Ieri sono dovuto andare a Pietra Ligure, e dunque ho osservato una parte della nota Riviera di Ponente, una delle sezioni più interessate al turismo estivo: bagni, sabbia ed ombrelloni al sole. Riflettiamo che siamo alla metà di Maggio.
Sulle spiagge, in parecchi punti, c’erano le draghe che spostavano la sabbia per fare un po’ di spiaggia, visto che in Liguria ci sono tanti sassi e poca sabbia: di cabine, ombrelloni, ecc…nessuna traccia. Pare ancora Inverno pieno.
Alcuni alberghi, noti da generazioni, mostravano già i primi segni d’abbandono: sale svuotate, persiane che sbattono, finestre dimenticate aperte, porte sprangate nell’attesa di qualcosa che nessuno sa, conosce o riesce almeno ad immaginare.

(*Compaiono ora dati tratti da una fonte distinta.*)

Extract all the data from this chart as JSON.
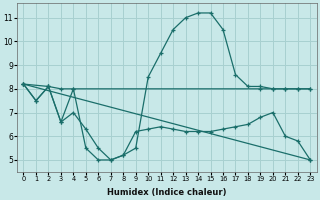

Non ho difficoltà a credere che, fra un mese, sotto il sole, ci sarà gente ai bagni, bambini con bibite e gelati e tutto l’ambaradan delle vacanze, ma qualcosa è cambiato.
Come un’icona del cambiamento, il relitto della Piaggio – Finale Ligure – dà mostra di sé con i suoi calcinacci fin sulla strada, i vetri rotti, i capannoni scoperchiati ed un silenzio d’abbandono totale. E siamo in uno dei centri più noti della Riviera di Ponente. A Noli, sulla passeggiata, non sono riuscito a prendere un caffè: tutto sprangato, chiuso, come se fosse esistito eoni fa, non un paio d’anni.
Cosa è successo realmente?
Il Covid è soltanto un accessorio di un cambiamento già in atto: è solo stato (ed è tuttora) un evento stocastico in una vicenda già scritta.
Negli anni ’60 del Novecento, piccole cittadine rivierasche come Spotorno, Noli, Finale Ligure, Borgio-Verezzi, Pietra Ligure…poi Loano, Borghetto S. Spirito, Ceriale…fino al Albenga furono sconvolte da una rivoluzione edilizia.
Dapprima piccoli centri, con vocazione marinara, d’orticoltura ed olivicoltura, videro alzarsi una selva di condomini: brutti, orripilanti, accatastati gli uni agli altri che quasi balcone toccava balcone…ferro e cemento a iosa. Qui e là, fra le nuove colate di cemento, ancora spuntano antiche mura smozzicate, archi schiacciati da orribili cataste d’appartamenti, remoti cortili sono diventati oscuri pozzi senza sole.
Si potevano costruire villaggi più desueti alle spalle dei borghi, lasciare che la vita scorresse fra le antiche mura ma la gente voleva cambiarsi d’abito e tuffarsi subito, senza perdere tempo. Come in fabbrica. E poi: perché dover terrazzare le colline quando si poteva costruire sugli orti pianeggianti dietro le spiagge?
Così, migliaia di operai e dipendenti FIAT andarono all’assalto di quella selva di cemento e s’installarono, beati da un condominio in città ad uno al mare: vuoi vedere che, se avrò un po’ di fortuna, in spiaggia potrò anche incontrare – e magari chiacchierare con lui – l’Ingegnere, che dalla mia pressa intravedo appena, un paio di volte l’anno?
La FIAT, a quell’epoca, aveva 100.000 dipendenti diretti a Torino ed un indotto che era quantificabile dal doppio al triplo: un’intera città lavorava per gli Agnelli. Oggi (fonte: ANSA) gli stabilimenti torinesi occupano circa 6.000 dipendenti e dell’indotto non c’è più traccia.
Così, quel mondo trascorso e passato, finge d’esistere ancora per un paio di mesi l’anno, ma è un mondo emaciato, livido, e nei suoi occhi sbarrati si leggono solo più ansia per il futuro e tormento per l’oggi. Il Covid, è stato solo una pietra d’inciampo, nulla più.